Held at the Le Centre Sheraton Montréal
1201, boul. René-Lévesque ouest, Montréal, (Québec), Canada, H3B-2L7

June 3-8, 2012

Email: acl-AT-aclweb.org

T4: Natural Language Processing in Watson

Alfio M. Gliozzo, Aditya Kalyanpur, James Fan
Morning session, 9am-12:30pm

Abstract

Open domain Question Answering (QA) is a long standing research problem. Recently, IBM took on this challenge in the context of the Jeopardy! game. Jeopardy! is a well-known TV quiz show that has been airing on television in the United States for more than 25 years. It pits three human contestants against one another in a competition that requires answering rich natural language questions over a very broad domain of topics. The development of a system able to compete to grand champions in the Jeopardy! challenge led to the design of the DeepQA architecture and the implementation of Watson. The DeepQA project shapes a grand challenge in Computer Science that aims to illustrate how the wide and growing accessibility of natural language content and the integration and advancement of Natural Language Processing, Information Retrieval, Machine Learning, Knowledge Representation and Reasoning, and massively parallel computation can drive open-domain automatic Question Answering technology to a point where it clearly and consistently rivals the best human performance. Natural Language Processing (NLP) plays a crucial role in the overall Deep QA architecture. It allows to "make sense" of both question and unstructured knowledge contained in the large corpora where most of the answers are located. That's why we decided to focus this tutorial on the NLP technology adopted by Watson and on how it fits in the general Deep QA architecture.

Outline

The course is structured in two modules (1.5h each), described below.

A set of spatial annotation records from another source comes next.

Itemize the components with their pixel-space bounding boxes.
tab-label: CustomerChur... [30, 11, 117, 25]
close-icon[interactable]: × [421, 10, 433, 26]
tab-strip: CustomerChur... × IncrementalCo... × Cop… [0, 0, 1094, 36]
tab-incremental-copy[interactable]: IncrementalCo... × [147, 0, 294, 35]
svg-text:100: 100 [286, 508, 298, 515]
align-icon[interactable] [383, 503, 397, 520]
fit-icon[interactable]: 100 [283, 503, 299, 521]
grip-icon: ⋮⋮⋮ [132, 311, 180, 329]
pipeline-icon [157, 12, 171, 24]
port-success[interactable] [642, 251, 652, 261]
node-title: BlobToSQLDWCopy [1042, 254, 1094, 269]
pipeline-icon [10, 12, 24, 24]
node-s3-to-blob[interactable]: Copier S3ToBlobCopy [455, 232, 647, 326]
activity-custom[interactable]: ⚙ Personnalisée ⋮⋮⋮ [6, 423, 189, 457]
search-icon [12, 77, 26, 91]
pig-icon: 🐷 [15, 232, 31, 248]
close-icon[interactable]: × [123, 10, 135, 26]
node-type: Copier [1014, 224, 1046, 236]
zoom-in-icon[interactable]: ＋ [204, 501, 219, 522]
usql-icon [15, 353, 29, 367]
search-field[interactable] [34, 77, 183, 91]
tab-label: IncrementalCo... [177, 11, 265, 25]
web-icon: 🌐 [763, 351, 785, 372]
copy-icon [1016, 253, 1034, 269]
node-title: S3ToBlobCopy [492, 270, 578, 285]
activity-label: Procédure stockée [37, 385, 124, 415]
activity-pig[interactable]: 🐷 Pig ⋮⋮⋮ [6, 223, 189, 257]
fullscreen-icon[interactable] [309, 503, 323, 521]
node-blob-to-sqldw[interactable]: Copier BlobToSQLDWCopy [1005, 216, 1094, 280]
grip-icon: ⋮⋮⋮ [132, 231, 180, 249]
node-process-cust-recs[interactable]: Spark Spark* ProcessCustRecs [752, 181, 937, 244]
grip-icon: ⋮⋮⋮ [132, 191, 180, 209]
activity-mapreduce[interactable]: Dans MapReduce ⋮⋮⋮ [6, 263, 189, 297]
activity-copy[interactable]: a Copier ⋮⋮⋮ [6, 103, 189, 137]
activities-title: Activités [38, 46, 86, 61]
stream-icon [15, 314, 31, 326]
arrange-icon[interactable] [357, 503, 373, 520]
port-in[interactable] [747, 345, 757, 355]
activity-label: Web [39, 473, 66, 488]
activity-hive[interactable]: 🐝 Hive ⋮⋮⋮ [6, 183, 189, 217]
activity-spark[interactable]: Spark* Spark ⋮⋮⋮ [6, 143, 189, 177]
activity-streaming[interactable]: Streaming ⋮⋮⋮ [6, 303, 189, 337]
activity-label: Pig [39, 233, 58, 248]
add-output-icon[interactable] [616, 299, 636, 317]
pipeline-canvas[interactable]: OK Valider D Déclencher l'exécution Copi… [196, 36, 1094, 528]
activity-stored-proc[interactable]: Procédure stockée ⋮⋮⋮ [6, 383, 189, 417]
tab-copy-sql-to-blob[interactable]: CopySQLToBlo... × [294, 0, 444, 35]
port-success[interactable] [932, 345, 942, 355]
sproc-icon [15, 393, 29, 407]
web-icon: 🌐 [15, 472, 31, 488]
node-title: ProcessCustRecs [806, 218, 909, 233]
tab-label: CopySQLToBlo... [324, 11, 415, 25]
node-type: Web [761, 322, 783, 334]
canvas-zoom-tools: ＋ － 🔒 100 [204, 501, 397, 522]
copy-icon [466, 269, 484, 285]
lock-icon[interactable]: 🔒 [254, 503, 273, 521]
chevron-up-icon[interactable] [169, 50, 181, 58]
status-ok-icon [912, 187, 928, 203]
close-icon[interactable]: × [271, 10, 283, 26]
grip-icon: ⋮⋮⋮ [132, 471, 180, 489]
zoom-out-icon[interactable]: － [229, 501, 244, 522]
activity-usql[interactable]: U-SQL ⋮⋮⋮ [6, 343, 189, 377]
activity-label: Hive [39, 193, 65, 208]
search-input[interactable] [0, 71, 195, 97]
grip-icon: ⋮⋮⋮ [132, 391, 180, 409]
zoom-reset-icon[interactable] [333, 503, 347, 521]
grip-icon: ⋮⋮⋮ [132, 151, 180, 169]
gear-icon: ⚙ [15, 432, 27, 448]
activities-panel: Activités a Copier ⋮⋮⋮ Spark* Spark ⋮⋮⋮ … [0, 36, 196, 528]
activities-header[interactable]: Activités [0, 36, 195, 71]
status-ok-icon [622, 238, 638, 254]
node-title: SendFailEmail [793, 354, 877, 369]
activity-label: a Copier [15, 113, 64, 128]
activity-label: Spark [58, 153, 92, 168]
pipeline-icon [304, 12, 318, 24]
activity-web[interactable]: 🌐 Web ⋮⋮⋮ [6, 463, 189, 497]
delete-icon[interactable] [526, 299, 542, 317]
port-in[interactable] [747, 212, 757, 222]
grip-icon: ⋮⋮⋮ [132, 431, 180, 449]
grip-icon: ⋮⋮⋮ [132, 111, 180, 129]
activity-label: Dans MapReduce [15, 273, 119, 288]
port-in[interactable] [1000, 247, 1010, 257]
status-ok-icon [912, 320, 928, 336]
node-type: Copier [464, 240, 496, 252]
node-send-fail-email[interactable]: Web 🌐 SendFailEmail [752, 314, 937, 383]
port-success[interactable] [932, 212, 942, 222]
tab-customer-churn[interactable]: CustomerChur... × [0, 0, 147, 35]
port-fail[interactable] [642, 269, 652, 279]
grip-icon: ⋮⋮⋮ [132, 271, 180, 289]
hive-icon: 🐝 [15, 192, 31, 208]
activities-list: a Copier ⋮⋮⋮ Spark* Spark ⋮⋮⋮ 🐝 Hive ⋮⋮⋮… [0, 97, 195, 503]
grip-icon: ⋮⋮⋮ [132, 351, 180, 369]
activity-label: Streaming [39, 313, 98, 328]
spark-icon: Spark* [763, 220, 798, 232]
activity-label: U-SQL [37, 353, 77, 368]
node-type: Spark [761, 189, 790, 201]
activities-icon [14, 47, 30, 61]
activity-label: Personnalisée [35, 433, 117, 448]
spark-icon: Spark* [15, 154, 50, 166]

  1. Module 1 An overview of the Deep QA project

    This lesson provides a general introduction to the Deep QA project, addressing the following topics
    1. Analysis of the Jeopardy Task
    2. The Deep QA architecture
    3. Development Cycle
  2. Module 2 Natural Language Processing in Watson

    This lesson focuses on the NLP technology implemented in Watson, highlighting the advancements with respect to state of the art techniques in Question Answering. In particular:
    1. Role of NLP in the Deep QA architecture
    2. UIMA
    3. Passage Scoring
    4. Prismatic

Bios

Instructors will be Research Staff Members from the Algorithms team developing Watson at IBM Research. Depending on availability for the specific day of the tutorial, they will be one or more from the following list:

Alfio M. Gliozzo
19 Skyline Drive, Hawthorne, NY 10532
phone: +1-917-744-4351
gliozzo--AT--us.ibm.com
https://researcher.ibm.com/researcher/view.php?person=us-gliozzo

Dr. Alfio Gliozzo is Research Staff Member at IBM Research, where he is part of the Deep QA team. His main research focus is Domain Adaptation of Question Answering systems using machine learning and knowledge acquisition. He is author of about 50 publications in the areas of Computational Linguistics, Information Retrieval, and Semantic Web.

Aditya Kalyanpur
19 Skyline Drive, Hawthorne, NY 10532
adityakal--AT--us.ibm.com
http://researcher.ibm.com/researcher/view.php?person=us-adityakal

Aditya Kalyanpur is a Research Staff Member at IBM Research. His research interests include knowledge representation & reasoning, ontologies, natural language processing, machine learning and statistical data mining. Aditya has been involved in the development of several core algorithms in Watson related to question analysis, evidence gathering and scoring, knowledge based inference, and answer merging and ranking.

James Fan
19 Skyline Drive, Hawthorne, NY 10532
fanj--AT--us.ibm.com
https://researcher.ibm.com/researcher/view.php?person=us-fanj

James Fan is a research staff member at IBM Research. James has been working in the area of question answering since 2003, and has published on subjects in knowledge representation, reasoning, natural language processing and machine learning. James is currently working the DeepQA project.